Extinction and Variability: increase in operant variability during extinction; organism may contact other sources of reinforcement.
Resistance to Extinction (PRE): partial reinforcement effect
- Schedules that reinforce more intermittently tend to take longer to extinguish than those that reinforce less intermittently.
- E.g., FR-100 vs. continuous reinforcement (CRF): with extinction, more responses must occur under FR-100 before extinction is contacted than under CRF.

Final Note on Extinction

Extinction is new learning, not forgetting.
Spontaneous recovery and reinstatement show that original learning persists in some form.
The core idea: learning is a change in behaviour due to experience; when reinforcement stops, the probability of the response decreases, reflecting new learning rather than simply forgetting.

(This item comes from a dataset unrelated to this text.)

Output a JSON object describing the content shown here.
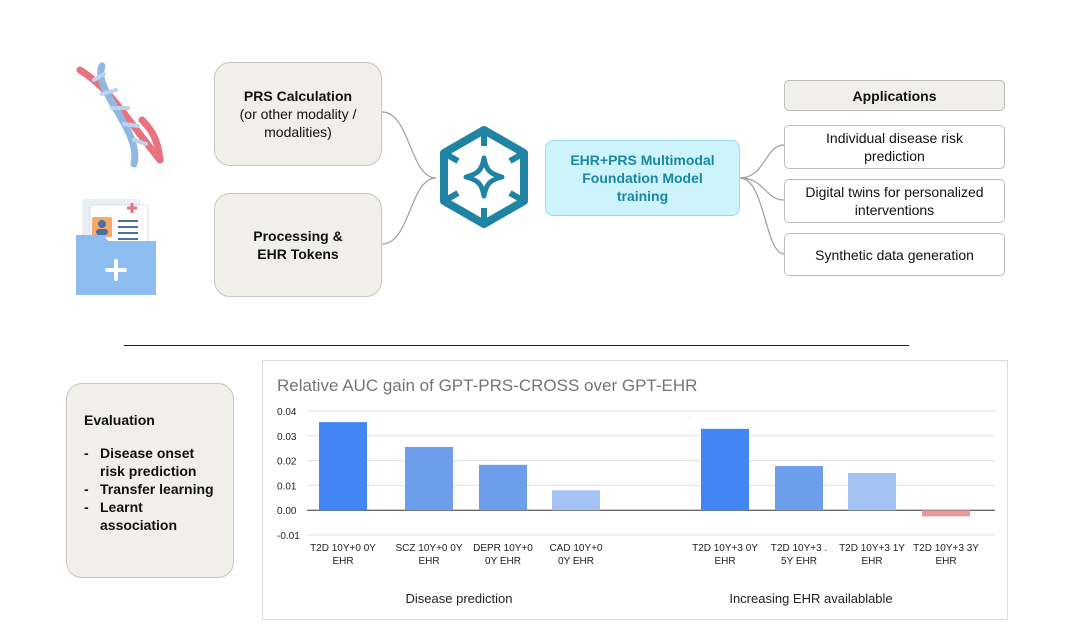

Connections to Foundational Principles and Real-World Relevance

Reinforcement principles underpin many educational, clinical, and organizational practices:
- Shaping behaviours through successive approximations using CRF and gradually changing schedules.
- Using Premack and motivating operations to increase adherence to desired behaviours.
- Understanding and leveraging contingencies and contiguity to design effective behavioural interventions.
- Recognizing extinction dynamics in behavior change programs and how to minimize relapse (extinction bursts, spontaneous recovery).
Ethical and practical implications:
- Use of reinforcement should respect welfare and autonomy; avoid coercive or harmful reinforcement strategies.
- Consider individual differences in primary vs secondary reinforcement and motivational states (deprivation, satiation).
- Be mindful of unintended reinforcement of undesired behaviours when designing schedules (e.g., reinforcing avoidance or avoidance learning).